Puma is actually both multithreaded and multiprocess. You can invoke it in "clustered mode" where it will spawn off multiple forked workers which will run on different cores on MRI. Since Puma is multithreaded its probably appropriate to run a number of processes equal to the number of cores on the server. So for a 4 core server something like this would be appropriate:

puma -t 8:32 -w 4 --preload

This will handle up to 32 concurrent threads, with up to 4 threads running on the CPUs concurrently and should be able to maximize the CPU resources on the server. The --preload argument preloads the app and takes advantage of the ruby 2.0 COW improvements to the garbage collection to reduce RAM usage.

If your app spends considerable time waiting on other services (search services, databases, etc) then this will be a large improvement. When a thread blocks, another thread in the same process can grab the CPU and do work. You can support up to 32 requests in parallel in this example, while only taking the hit of running 4 processes in RAM.

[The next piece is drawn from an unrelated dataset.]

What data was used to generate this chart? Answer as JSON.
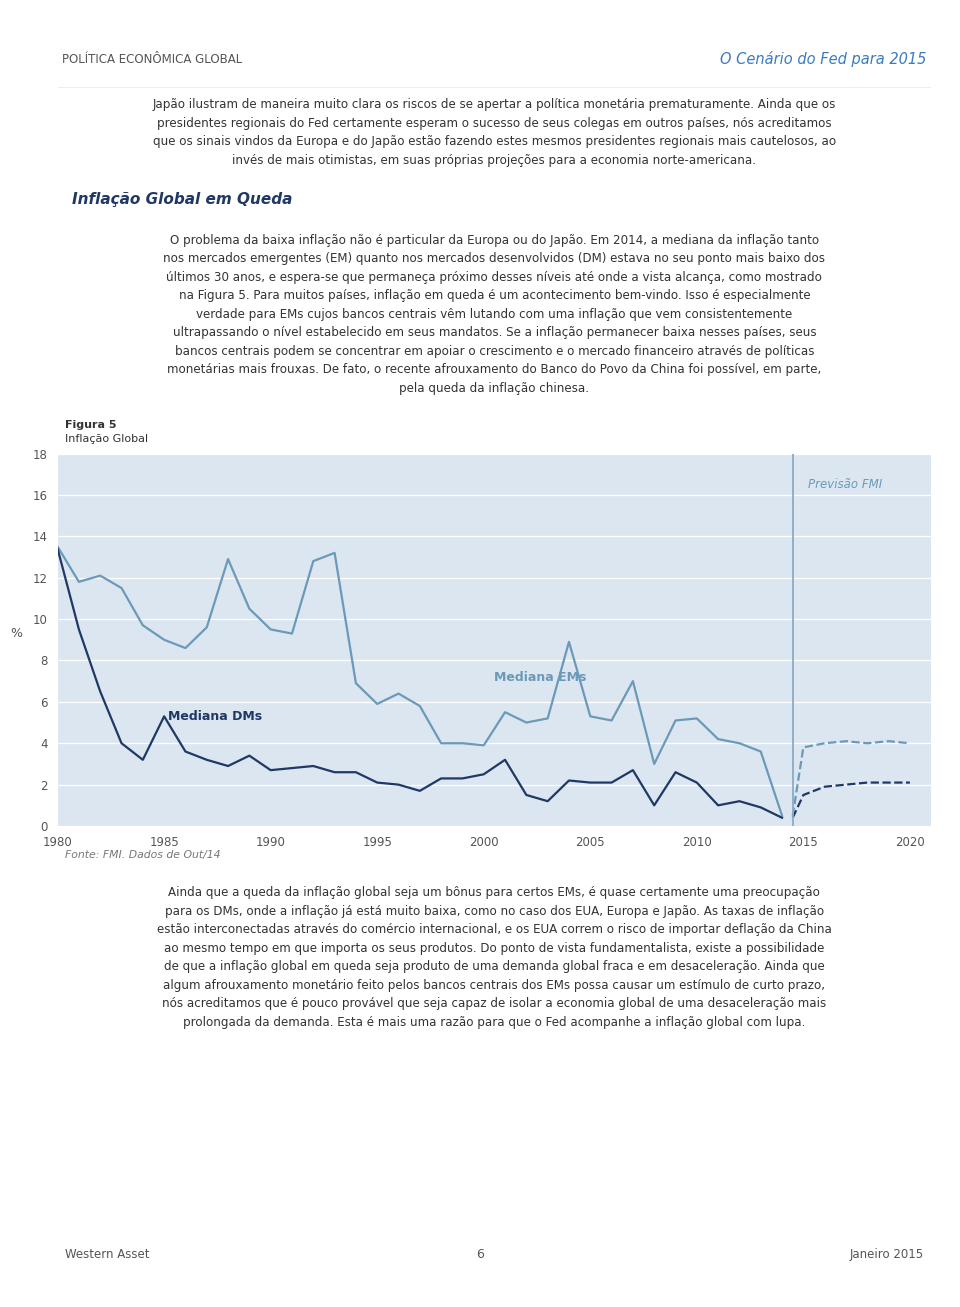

With Unicorn, you would have to fork off 32 workers which would take the hit of running 32 processes in RAM, which is highly wasteful.

If all your app does is CPU crunching then this will be highly inefficient, and you should reduce the number of unicorns, and the benefits of Puma over Unicorn would be reduced. But in the Unicorn case, you have to benchmark your app and figure out the right number. Puma will tend to optimize itself by spawning more threads, and its performance should range from no worse than Unicorn (in the pure CPU case) to being vastly better than Unicorn (in the case of an app that sleeps a lot).

Of course if you use Rubinius or JRuby then its no contest, and you can spawn one process that runs multicore and handles all 32 threads.

TL;DR is that I don't think there's much advantage to Unicorn over Puma since Puma actually uses both models.

Of course I don't know anything about the reliability of Puma vs Unicorn in running production software in the real world. One thing to be concerned about is that if you scribble over any global state in one thread it can affect other requests executing at the same time which may produce indeterminate results. Since Unicorn doesn't use threads there are no concurrency issues. I would hope that by this time both Puma and Rails are mature with respect to concurrency issues and that Puma was usable in production. However, I would not necessarily expect every rails plugin and rubygem that I found on GitHub to be threadsafe, and would expect to have to do some additional work. But once you're successful enough to be finding threading problems in third party libraries you're probably large enough that you can't afford the RAM cost of running so many Unicorn processes. OTOH, I understand concurrency bugs and I'm good with Ruby, so that debugging cost may be much less for me than the cost of buying RAM in the cloud. YMMV.

Also note that I'm not sure if you should count hyperthreaded cores or physical cores in estimating the value to pass to '-w' and you'd need to perf test yourself, along with perf testing what values to use for -t. Although even if you run twice the number of processes that you 'need' to, the process scheduler in the kernel should be able to handle that without trouble until you saturate the CPU in which case you'll have larger issues anyway. I would probably recommend starting a process for each hyperthreaded core (on MRI).